I was impressed by reading Mr. Masuda's How to write "case classification". It all started with trial and error, wondering if it could be done with Python. I intended to keep it in my own memo, but I thought that some people might have similar troubles, I decided to post.

When using if

As an example, consider the code to find the area of a shape.

def calculate_area(shape_type, shape_info):
    if shape_type == 'triangle':
        return shape_info['bottom'] * shape_info['height'] / 2

    if shape_type == 'rectangle':
        return shape_info['bottom'] * shape_info['height']

I'm not happy that the number of if statements in the function increases as the number of types of shapes increases. (This is a simple example, but it will be difficult to fix if the if is nested)

Prepare Class

Let's prepare a class for each figure as a preliminary preparation.

from abc import ABCMeta, abstractmethod

class Shape(metaclass=ABCMeta):
    def __init__(self, shape_info):
        self.shape_info = shape_info

    @abstractmethod
    def calculate_area(self):
        pass

class Triangle(Shape):
    def calculate_area(self):
        return self.shape_info['bottom'] * self.shape_info['height'] / 2

class Rectangle(Shape):
    def calculate_area(self):
        return self.shape_info['bottom'] * self.shape_info['height']

We have prepared Triangle class and Rectangle class.

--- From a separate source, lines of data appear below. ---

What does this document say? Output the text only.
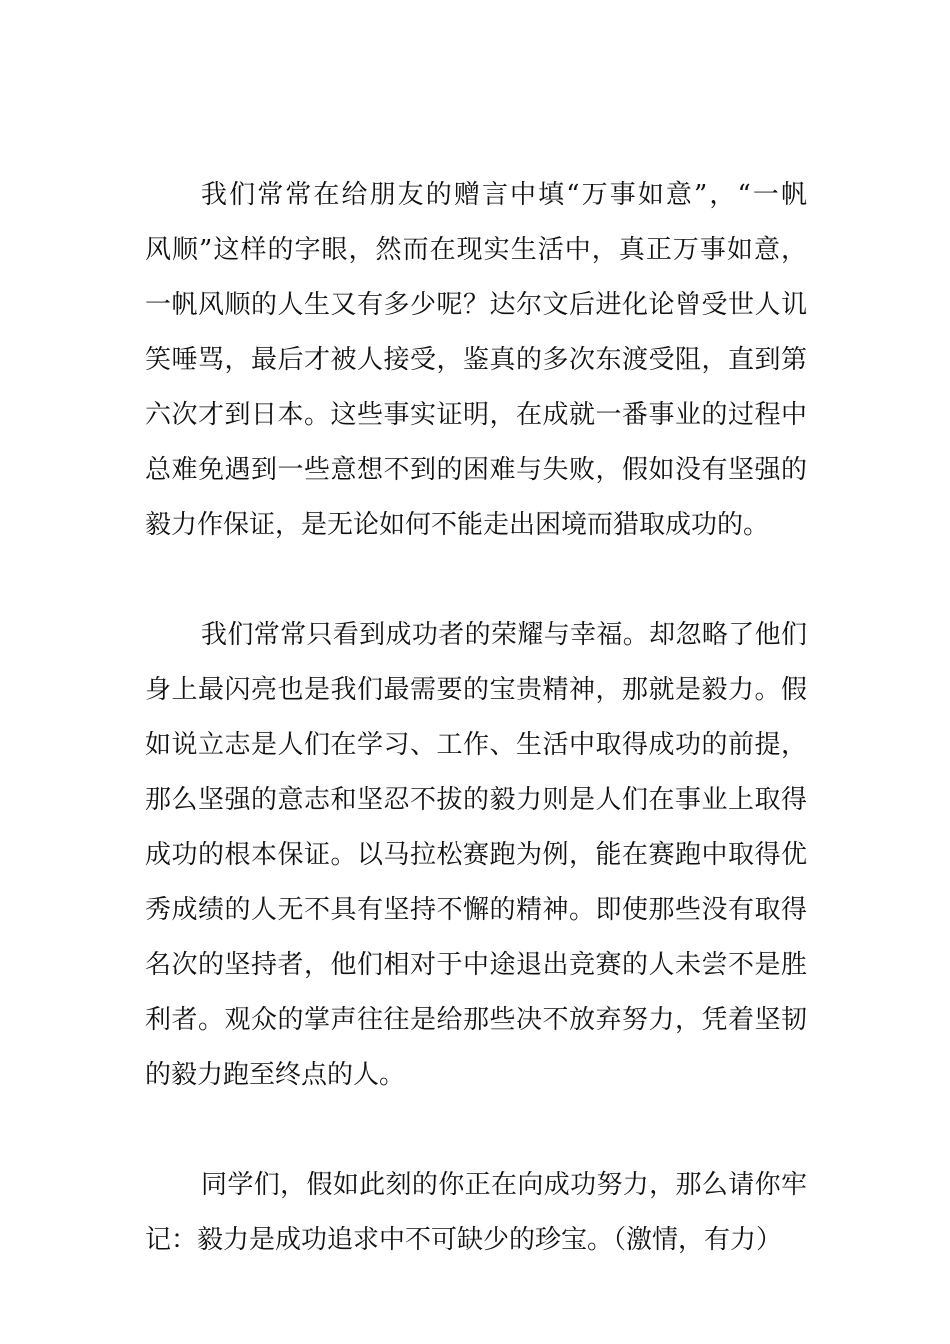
我们常常在给朋友的赠言中填“万事如意”，“一帆
风顺”这样的字眼，然而在现实生活中，真正万事如意，
一帆风顺的人生又有多少呢？达尔文后进化论曾受世人讥
笑唾骂，最后才被人接受，鉴真的多次东渡受阻，直到第
六次才到日本。这些事实证明，在成就一番事业的过程中
总难免遇到一些意想不到的困难与失败，假如没有坚强的
毅力作保证，是无论如何不能走出困境而猎取成功的。
我们常常只看到成功者的荣耀与幸福。却忽略了他们
身上最闪亮也是我们最需要的宝贵精神，那就是毅力。假
如说立志是人们在学习、工作、生活中取得成功的前提，
那么坚强的意志和坚忍不拔的毅力则是人们在事业上取得
成功的根本保证。以马拉松赛跑为例，能在赛跑中取得优
秀成绩的人无不具有坚持不懈的精神。即使那些没有取得
名次的坚持者，他们相对于中途退出竞赛的人未尝不是胜
利者。观众的掌声往往是给那些决不放弃努力，凭着坚韧
的毅力跑至终点的人。
同学们，假如此刻的你正在向成功努力，那么请你牢
记：毅力是成功追求中不可缺少的珍宝。（激情，有力）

However, if this is all, which class is instantiated with if for each shape_type when calling It seems that it will be necessary to separate the cases.

if shape_type == 'triangle':
    shape = Triangle(shape_info)

if shape_type == 'rectangle':
    shape = Rectangle(shape_info)

Use Enum and eval

By using Enum, shape_type and class name can be linked, You can use eval to execute the contents of a string as it is in Python syntax.

class ShapeType(Enum):
    triangle = 'Triangle'
    rectangle = 'Rectangle'

    @classmethod
    def get_shape_instance(cls, shape_type, shape_info):
        return eval(cls[shape_type].value)(shape_info)

If you write it like this, you don't need to be aware of the implementation class. You can use ShapeType like an interface. When calling, it will be as follows.

shape = ShapeType.get_shape_instance(shape_type, shape_info)

Finally

Because this is my first post and I am still studying There may be some deficiencies in the text, but please forgive me. I hope this article helps someone.